Many services and supplies require carrier pre-approval. Pre-approval gives the carrier the opportunity to evaluate the medical need before you incur charges and to advise you, up front, what will be covered. If you do not secure pre-approval when required, the carrier has no obligation to provide benefits.  Examples of services for which pre-approval is required include:  home health care, hospice care, durable medical equipment, the exchange of unused inpatient days for additional outpatient visits for treatment of non-biologically based mental illness.  Carriers may require pre-approval for certain prescription drugs and for certain therapies. 

Question 9: Are there any differences between the standard plans offered by the carriers?

There are some options available to carriers when they offer the standard plans.  For one thing, carriers are not required to offer all of the standard plans; they are only required to offer three of the standard plans.  So, the plans offered by one carrier may not be the same as the plans offered by another carrier.   Plans A/50 – D, as offered, must feature a $2,500 deductible.  Carriers may choose to make $1,000, $5,000 or $10,000 deductibles available.  HMO carriers must make the $30 copay plan available, but may make other copays available and may offer the HMO with deductible and coinsurance requirements.  Additionally, an HMO has the option to apply a higher copay to specialist services as compared to the copay required for visits to a PCP.  As discussed above, there are some options regarding the list of services for which pre-approval is required.

For managed care plans -- plans offered with a PPO, POS, HMO or EPO delivery system (with respect to B&E Plans) -- a significant difference among carriers is the network of physicians and other health care providers.  When considering a plan you may find it helpful to contact your doctor’s office to find out what plans the doctor belongs to.  For HMO and EPO plans, you will generally be limited to seeking care from providers in the network, so if your doctor does not belong to the plan you will have to select another doctor.

Question 10: Do I have to wait to change carriers if I still have a claim outstanding?

No. Your previous carrier will still process claims incurred while your plan was in effect and reimburse you, as appropriate.

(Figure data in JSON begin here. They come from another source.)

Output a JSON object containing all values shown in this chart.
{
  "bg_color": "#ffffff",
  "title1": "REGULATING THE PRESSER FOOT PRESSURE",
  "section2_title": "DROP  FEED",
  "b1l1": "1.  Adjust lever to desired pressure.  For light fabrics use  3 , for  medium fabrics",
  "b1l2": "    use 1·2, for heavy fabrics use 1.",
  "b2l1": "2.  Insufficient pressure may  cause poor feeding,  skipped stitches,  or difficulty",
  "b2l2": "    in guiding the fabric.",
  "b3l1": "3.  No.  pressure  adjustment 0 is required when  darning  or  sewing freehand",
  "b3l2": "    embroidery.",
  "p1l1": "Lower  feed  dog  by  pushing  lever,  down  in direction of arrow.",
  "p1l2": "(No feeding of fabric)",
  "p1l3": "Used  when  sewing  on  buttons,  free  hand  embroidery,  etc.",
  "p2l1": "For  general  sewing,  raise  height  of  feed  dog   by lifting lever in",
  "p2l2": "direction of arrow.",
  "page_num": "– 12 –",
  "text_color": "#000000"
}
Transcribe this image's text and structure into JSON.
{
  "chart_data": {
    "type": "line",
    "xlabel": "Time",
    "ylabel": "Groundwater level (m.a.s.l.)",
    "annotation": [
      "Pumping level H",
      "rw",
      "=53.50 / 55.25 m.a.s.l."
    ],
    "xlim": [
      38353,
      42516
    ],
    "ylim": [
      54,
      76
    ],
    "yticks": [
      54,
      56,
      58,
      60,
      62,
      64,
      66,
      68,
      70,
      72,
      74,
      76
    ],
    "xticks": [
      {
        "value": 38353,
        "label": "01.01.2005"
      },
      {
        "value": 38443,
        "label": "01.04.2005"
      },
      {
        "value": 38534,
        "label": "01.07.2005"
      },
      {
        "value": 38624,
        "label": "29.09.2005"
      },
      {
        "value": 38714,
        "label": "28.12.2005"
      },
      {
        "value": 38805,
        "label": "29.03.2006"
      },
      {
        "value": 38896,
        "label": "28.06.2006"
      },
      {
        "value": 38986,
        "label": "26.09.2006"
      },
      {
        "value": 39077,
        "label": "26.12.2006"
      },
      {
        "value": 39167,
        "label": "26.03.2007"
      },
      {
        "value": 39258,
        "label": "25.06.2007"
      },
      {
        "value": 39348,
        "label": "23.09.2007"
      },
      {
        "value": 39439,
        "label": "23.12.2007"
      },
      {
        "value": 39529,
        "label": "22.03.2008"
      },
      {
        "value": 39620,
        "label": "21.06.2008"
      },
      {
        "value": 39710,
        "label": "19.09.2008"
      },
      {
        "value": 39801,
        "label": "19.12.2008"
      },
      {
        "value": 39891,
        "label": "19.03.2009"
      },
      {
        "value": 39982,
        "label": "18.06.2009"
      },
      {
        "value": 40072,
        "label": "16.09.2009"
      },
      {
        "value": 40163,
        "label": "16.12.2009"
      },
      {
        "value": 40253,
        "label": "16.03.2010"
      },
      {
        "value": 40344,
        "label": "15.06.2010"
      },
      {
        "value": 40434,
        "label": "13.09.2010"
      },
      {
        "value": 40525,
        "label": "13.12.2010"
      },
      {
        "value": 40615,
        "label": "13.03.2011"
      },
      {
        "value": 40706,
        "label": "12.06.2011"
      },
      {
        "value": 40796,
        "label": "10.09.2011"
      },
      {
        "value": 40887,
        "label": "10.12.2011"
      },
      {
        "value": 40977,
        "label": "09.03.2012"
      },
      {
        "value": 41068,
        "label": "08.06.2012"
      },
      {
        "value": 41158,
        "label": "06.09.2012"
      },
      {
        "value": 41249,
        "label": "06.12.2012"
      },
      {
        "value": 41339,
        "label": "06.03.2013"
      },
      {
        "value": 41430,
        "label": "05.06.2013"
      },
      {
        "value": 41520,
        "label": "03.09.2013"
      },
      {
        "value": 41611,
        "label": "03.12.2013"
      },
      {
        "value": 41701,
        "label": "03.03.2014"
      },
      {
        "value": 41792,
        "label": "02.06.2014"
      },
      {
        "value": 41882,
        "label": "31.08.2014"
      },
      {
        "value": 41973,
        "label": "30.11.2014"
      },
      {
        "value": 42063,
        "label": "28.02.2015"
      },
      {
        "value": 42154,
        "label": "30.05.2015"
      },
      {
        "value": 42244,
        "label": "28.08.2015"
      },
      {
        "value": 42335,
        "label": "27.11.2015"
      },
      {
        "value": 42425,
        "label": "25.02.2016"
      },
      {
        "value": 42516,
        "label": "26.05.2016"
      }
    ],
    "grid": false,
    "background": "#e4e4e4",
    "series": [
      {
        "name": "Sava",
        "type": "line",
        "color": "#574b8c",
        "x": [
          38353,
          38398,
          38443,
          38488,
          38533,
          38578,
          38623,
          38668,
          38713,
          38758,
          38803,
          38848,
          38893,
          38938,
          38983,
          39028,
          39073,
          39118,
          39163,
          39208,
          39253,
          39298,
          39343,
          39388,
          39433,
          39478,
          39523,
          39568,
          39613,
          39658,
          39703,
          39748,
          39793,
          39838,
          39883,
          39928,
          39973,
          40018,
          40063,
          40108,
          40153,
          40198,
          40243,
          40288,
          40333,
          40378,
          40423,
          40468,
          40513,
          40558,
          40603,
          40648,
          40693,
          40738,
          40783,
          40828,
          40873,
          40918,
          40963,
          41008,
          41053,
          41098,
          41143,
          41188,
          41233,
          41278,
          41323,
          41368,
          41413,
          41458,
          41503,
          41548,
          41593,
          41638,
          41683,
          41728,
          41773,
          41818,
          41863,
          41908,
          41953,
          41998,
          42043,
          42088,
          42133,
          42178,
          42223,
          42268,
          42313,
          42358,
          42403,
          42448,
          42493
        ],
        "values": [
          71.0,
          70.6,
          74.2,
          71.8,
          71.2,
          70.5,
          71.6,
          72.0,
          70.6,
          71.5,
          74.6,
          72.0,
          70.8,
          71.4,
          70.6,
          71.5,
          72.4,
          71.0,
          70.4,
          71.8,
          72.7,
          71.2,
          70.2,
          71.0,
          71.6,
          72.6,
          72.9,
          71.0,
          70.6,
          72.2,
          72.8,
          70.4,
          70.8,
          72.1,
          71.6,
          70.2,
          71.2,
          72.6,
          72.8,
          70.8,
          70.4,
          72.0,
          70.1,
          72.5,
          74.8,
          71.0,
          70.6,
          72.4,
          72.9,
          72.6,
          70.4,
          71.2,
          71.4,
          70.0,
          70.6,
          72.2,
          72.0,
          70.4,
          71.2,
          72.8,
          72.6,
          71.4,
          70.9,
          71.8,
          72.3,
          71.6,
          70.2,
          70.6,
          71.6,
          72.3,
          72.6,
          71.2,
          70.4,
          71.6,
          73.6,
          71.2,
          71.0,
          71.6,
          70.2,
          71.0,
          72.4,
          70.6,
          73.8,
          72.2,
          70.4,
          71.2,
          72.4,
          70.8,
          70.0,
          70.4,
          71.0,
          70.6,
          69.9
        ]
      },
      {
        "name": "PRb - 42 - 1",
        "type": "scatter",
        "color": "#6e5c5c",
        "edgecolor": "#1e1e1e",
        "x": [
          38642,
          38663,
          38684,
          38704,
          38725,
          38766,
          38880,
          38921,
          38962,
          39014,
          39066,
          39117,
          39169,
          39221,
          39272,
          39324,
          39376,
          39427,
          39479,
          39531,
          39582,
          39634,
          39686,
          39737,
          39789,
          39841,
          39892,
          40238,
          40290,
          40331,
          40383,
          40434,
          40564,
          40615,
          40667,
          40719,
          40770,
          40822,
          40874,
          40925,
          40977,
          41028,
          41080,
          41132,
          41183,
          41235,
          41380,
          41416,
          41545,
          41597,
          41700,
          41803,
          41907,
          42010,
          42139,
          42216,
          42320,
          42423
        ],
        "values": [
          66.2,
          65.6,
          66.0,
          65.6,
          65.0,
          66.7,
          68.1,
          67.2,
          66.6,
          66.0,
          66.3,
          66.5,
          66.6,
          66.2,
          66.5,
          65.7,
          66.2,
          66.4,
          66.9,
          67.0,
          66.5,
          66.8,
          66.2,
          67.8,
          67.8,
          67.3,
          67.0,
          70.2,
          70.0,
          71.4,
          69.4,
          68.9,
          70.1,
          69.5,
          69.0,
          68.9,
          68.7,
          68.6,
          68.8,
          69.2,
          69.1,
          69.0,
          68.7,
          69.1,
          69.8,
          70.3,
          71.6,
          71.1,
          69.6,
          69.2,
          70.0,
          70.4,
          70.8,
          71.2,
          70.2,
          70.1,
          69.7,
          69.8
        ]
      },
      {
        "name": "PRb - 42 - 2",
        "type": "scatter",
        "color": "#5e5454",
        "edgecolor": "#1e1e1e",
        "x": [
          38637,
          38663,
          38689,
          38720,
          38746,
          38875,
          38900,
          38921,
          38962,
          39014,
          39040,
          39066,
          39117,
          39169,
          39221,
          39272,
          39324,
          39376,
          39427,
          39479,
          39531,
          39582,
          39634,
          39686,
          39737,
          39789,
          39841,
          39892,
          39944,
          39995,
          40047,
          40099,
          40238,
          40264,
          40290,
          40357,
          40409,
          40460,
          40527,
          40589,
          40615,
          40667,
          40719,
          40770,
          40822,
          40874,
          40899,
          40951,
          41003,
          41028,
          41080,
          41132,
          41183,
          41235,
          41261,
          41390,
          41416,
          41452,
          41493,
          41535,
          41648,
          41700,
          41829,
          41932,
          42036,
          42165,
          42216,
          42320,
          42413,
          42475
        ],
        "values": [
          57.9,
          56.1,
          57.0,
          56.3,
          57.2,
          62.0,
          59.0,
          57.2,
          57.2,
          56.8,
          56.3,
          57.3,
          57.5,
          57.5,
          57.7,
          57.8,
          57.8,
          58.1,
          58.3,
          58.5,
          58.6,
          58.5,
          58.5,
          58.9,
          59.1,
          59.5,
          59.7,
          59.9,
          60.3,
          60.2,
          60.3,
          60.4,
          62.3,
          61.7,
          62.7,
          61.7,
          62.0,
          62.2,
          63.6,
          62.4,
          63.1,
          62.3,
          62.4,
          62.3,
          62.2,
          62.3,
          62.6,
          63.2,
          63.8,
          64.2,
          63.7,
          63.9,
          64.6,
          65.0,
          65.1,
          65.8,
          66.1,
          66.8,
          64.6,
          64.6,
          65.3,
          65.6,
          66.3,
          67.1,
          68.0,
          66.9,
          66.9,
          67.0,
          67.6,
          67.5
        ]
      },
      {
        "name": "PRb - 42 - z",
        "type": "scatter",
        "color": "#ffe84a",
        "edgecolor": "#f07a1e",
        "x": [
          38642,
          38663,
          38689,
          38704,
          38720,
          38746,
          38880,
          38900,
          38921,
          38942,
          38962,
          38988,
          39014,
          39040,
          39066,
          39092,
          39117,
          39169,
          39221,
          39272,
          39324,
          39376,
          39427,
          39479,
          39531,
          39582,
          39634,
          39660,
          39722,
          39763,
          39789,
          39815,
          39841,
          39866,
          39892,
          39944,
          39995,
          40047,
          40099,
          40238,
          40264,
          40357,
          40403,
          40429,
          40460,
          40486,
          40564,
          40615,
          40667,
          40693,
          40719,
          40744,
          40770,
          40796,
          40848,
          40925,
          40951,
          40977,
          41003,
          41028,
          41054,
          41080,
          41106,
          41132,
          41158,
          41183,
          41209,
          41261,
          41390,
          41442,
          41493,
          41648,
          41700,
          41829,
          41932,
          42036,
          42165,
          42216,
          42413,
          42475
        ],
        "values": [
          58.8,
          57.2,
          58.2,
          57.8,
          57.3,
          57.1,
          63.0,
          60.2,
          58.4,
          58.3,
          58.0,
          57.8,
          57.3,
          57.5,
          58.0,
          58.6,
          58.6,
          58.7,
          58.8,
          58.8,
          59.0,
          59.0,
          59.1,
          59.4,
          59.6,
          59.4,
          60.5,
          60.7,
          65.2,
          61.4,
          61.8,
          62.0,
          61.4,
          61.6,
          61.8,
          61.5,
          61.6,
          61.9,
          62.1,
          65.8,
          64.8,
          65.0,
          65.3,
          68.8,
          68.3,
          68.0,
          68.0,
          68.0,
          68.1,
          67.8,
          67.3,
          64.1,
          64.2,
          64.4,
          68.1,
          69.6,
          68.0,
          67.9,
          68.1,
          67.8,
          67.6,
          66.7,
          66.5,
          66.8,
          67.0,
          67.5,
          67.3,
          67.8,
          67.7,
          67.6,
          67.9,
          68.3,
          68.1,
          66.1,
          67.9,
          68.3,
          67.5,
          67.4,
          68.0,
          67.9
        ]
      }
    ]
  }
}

Question 11: I’m due to deliver my baby next month. How long can I stay in the hospital?

Congratulations! By law in New Jersey, carriers must cover a minimum of 48 hours following a routine delivery and 96 hours following a cesarean section. Your doctor may determine that a longer stay is medically necessary, which would entitle you to additional time in the hospital.

Question 12:  Which plan should I buy to get coverage for infertility?

None of the individual plans will cover treatment for infertility. 

Question 13:  Why are there so many differences between the plans each company is selling?  Aren’t all of the companies required to sell the same things?

Carriers are no longer required to offer all of the standard plans and all of the deductible options associated with the standard plans.  All carriers, other than unaffiliated HMOs, must offer Plan A/50.  Such Plan A/50 may be offered as an indemnity, PPO or POS product.  So, while the plan will be a Plan A/50, how it is delivered can be different.  In addition to Plan A/50, at least two additional plans must be offered by carriers (other than unaffiliated HMOs).  The carriers may also decide whether to offer each additional plan as an indemnity, PPO or POS product.  And, if a company has an affiliated HMO, one of the three required standard plan offerings may be an HMO plan, rather than Plan B, C or D.